Martin flatly denies the existence of gravity, claiming it is by sheer will that he keeps himself rooted to the earth, and that the solar system revolves not around the sun as was scientifically proven by Copernicus in the 15th century, but around him, Martin Shkreli. I would love to be able to sit down and talk about where Martin is getting these ideas, as it will be impossible for him to grow, as a scientist or really as a human being in any meaningful way, while he continues to harbor these narcissistic and wholly incorrect views of the universe.
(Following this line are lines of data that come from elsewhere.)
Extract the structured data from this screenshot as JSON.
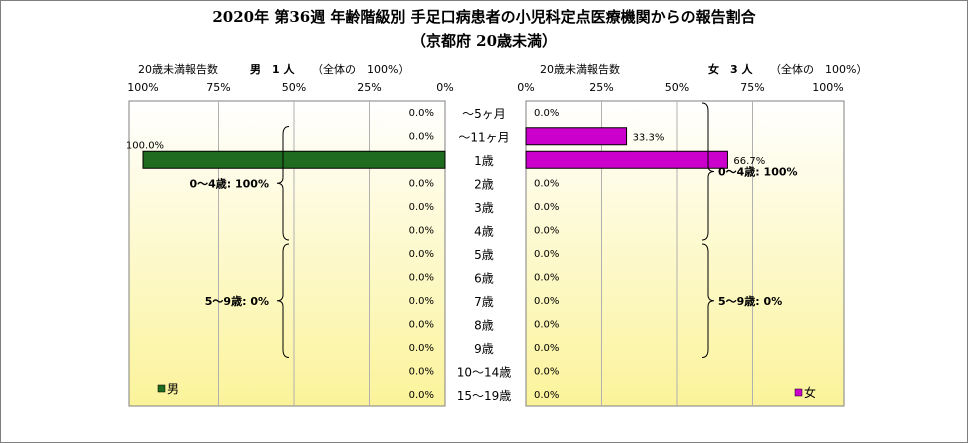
{
  "title_line1": "2020年 第36週 年齢階級別 手足口病患者の小児科定点医療機関からの報告割合",
  "title_line2": "（京都府 20歳未満）",
  "left_header": {
    "label": "20歳未満報告数",
    "count": "男　1 人",
    "total": "（全体の　100%）"
  },
  "right_header": {
    "label": "20歳未満報告数",
    "count": "女　3 人",
    "total": "（全体の　100%）"
  },
  "colors": {
    "male_bar": "#1f6b1f",
    "female_bar": "#cc00cc",
    "plot_top": "#ffffff",
    "plot_bottom": "#fbf39a"
  },
  "chart_data": [
    {
      "type": "bar",
      "orientation": "horizontal",
      "direction": "right-to-left",
      "series": [
        {
          "name": "男",
          "values": [
            0.0,
            0.0,
            100.0,
            0.0,
            0.0,
            0.0,
            0.0,
            0.0,
            0.0,
            0.0,
            0.0,
            0.0,
            0.0
          ]
        }
      ],
      "value_labels": [
        "0.0%",
        "0.0%",
        "100.0%",
        "0.0%",
        "0.0%",
        "0.0%",
        "0.0%",
        "0.0%",
        "0.0%",
        "0.0%",
        "0.0%",
        "0.0%",
        "0.0%"
      ],
      "xlim": [
        0,
        100
      ],
      "x_ticks": [
        "100%",
        "75%",
        "50%",
        "25%",
        "0%"
      ],
      "legend": "男",
      "legend_position": "bottom-left",
      "grid": true,
      "groups": [
        {
          "label": "0～4歳: 100%",
          "from": 1,
          "to": 5
        },
        {
          "label": "5～9歳: 0%",
          "from": 6,
          "to": 10
        }
      ]
    },
    {
      "type": "bar",
      "orientation": "horizontal",
      "direction": "left-to-right",
      "series": [
        {
          "name": "女",
          "values": [
            0.0,
            33.3,
            66.7,
            0.0,
            0.0,
            0.0,
            0.0,
            0.0,
            0.0,
            0.0,
            0.0,
            0.0,
            0.0
          ]
        }
      ],
      "value_labels": [
        "0.0%",
        "33.3%",
        "66.7%",
        "0.0%",
        "0.0%",
        "0.0%",
        "0.0%",
        "0.0%",
        "0.0%",
        "0.0%",
        "0.0%",
        "0.0%",
        "0.0%"
      ],
      "xlim": [
        0,
        100
      ],
      "x_ticks": [
        "0%",
        "25%",
        "50%",
        "75%",
        "100%"
      ],
      "legend": "女",
      "legend_position": "bottom-right",
      "grid": true,
      "groups": [
        {
          "label": "0～4歳: 100%",
          "from": 0,
          "to": 5
        },
        {
          "label": "5～9歳: 0%",
          "from": 6,
          "to": 10
        }
      ]
    }
  ],
  "categories": [
    "～5ヶ月",
    "～11ヶ月",
    "1歳",
    "2歳",
    "3歳",
    "4歳",
    "5歳",
    "6歳",
    "7歳",
    "8歳",
    "9歳",
    "10～14歳",
    "15～19歳"
  ]
}
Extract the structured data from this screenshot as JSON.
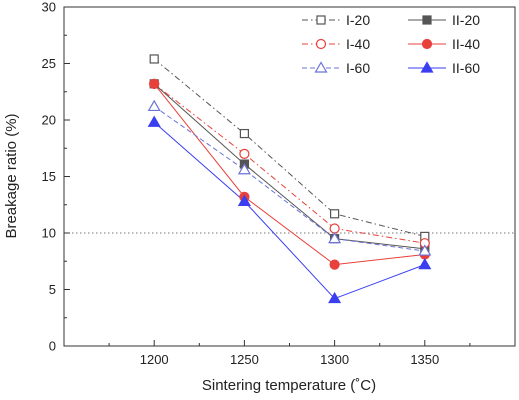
{
  "chart_data": {
    "type": "line",
    "x": [
      1200,
      1250,
      1300,
      1350
    ],
    "xlabel": "Sintering temperature (˚C)",
    "ylabel": "Breakage ratio (%)",
    "xlim": [
      1150,
      1400
    ],
    "ylim": [
      0,
      30
    ],
    "xticks": [
      1200,
      1250,
      1300,
      1350
    ],
    "yticks": [
      0,
      5,
      10,
      15,
      20,
      25,
      30
    ],
    "reference_line": 10,
    "grid": false,
    "legend_placement": "top-right",
    "series": [
      {
        "name": "I-20",
        "values": [
          25.4,
          18.8,
          11.7,
          9.7
        ],
        "color": "#555555",
        "marker": "square",
        "filled": false,
        "dash": "dashdot"
      },
      {
        "name": "II-20",
        "values": [
          23.2,
          16.1,
          9.5,
          8.6
        ],
        "color": "#555555",
        "marker": "square",
        "filled": true,
        "dash": "solid"
      },
      {
        "name": "I-40",
        "values": [
          23.2,
          17.0,
          10.4,
          9.1
        ],
        "color": "#e8403a",
        "marker": "circle",
        "filled": false,
        "dash": "dashdot"
      },
      {
        "name": "II-40",
        "values": [
          23.2,
          13.2,
          7.2,
          8.1
        ],
        "color": "#e8403a",
        "marker": "circle",
        "filled": true,
        "dash": "solid"
      },
      {
        "name": "I-60",
        "values": [
          21.2,
          15.6,
          9.5,
          8.4
        ],
        "color": "#6b73d8",
        "marker": "triangle",
        "filled": false,
        "dash": "dashed"
      },
      {
        "name": "II-60",
        "values": [
          19.8,
          12.8,
          4.2,
          7.2
        ],
        "color": "#3a3ff0",
        "marker": "triangle",
        "filled": true,
        "dash": "solid"
      }
    ]
  }
}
Also why does his face always look like he’s peeing his pants just to spite everyone else in the room?

Grade: F

Physical Education

Young Martin has the tenacity and energy of a world-class athlete with absolutely none of the natural skill or necessary work ethic. What he lacks in ability and focus he makes up for in just slamming into the other kids until they acquiesce. When they start to cry, he simply smirks and runs away. If he were bigger or had any physical acumen I’d recommend he be a football linebacker, but as it stands, I assume he will have mastered some important skills for fending off attackers in prison, should he ever end up there, which there seems to be a good chance of, because he literally cheats at every game we play, including that game where you lift up the parachute all together and run underneath it, in which there are no winners and the point is for everyone to have fun. He is truly a terrible child, and I weep for a future when he is an adult with money and power.